Resta in carcere ma viene esclusa l'aggravante di aver agevolato un clan mafioso per Mario Moxedano, presidente della Neapolis Mugnano, coinvolto nell'inchiesta della procura di Catanzaro sul calcioscommesse.

Il gip del Tribunale di Napoli non ha convalidato oggi il fermo, non ravvisando il pericolo di fuga, ma ha emesso una ordinanza di custodia in carcere. Accogliendo una richiesta dei suoi legali, avvocati Luigi Senese e Saverio Senese, il gip non ha ravvisato gli elementi che hanno portato gli inquirenti calabresi a contestare l'art. 7, ovvero l'aggravante relativa ai presunti legami con una cosca della 'ndrangheta, il clan Iannazzo.

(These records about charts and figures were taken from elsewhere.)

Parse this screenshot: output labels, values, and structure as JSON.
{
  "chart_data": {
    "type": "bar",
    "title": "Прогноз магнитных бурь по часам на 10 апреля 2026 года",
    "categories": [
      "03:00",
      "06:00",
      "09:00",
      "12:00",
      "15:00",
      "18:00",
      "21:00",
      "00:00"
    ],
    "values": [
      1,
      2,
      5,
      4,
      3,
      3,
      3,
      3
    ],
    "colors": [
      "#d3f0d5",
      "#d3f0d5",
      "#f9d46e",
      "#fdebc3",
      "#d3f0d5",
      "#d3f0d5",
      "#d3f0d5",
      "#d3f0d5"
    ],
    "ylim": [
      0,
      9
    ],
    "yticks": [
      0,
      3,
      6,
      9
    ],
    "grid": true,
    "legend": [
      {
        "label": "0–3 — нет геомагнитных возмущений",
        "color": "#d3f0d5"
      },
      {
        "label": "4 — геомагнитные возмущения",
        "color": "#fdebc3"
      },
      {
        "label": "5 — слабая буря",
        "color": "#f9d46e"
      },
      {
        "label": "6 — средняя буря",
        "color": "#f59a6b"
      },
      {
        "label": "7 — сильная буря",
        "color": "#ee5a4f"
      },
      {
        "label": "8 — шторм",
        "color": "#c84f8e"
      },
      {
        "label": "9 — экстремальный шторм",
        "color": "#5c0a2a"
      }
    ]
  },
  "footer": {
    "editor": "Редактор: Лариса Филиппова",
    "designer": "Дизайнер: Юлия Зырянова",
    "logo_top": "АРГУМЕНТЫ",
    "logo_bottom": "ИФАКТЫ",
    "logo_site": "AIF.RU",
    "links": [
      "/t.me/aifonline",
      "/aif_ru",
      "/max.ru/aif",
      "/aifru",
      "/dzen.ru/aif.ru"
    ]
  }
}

Ieri il gip aveva disposto la scarcerazione del figlio, Raffaele Moxedano, calciatore e capitano del Neapolis, ritenendo non sussistenti i gravi indizi di colpevolezza. I familiari di Moxedano, in un comunicato diffuso in serata, ''segnalano preoccupati che appare davvero eccessivo il ricorso alla carcerazione cautelare in un Paese nel quale la carcerazione preventiva dovrebbe, per legge, essere adottata solo nei casi estremi''.

''C'è da chiedersi perché - si legge nella nota - Mario Moxedano, imprenditore incensurato, sia stato privato della libertà personale per difendersi dalle accuse che gli sono state mosse nel decreto di fermo, invece di essere convocato, da libero, dai magistrati inquirenti, per fornire tutti i chiarimenti che è stato, viceversa, costretto a fornire in sede di convalida''.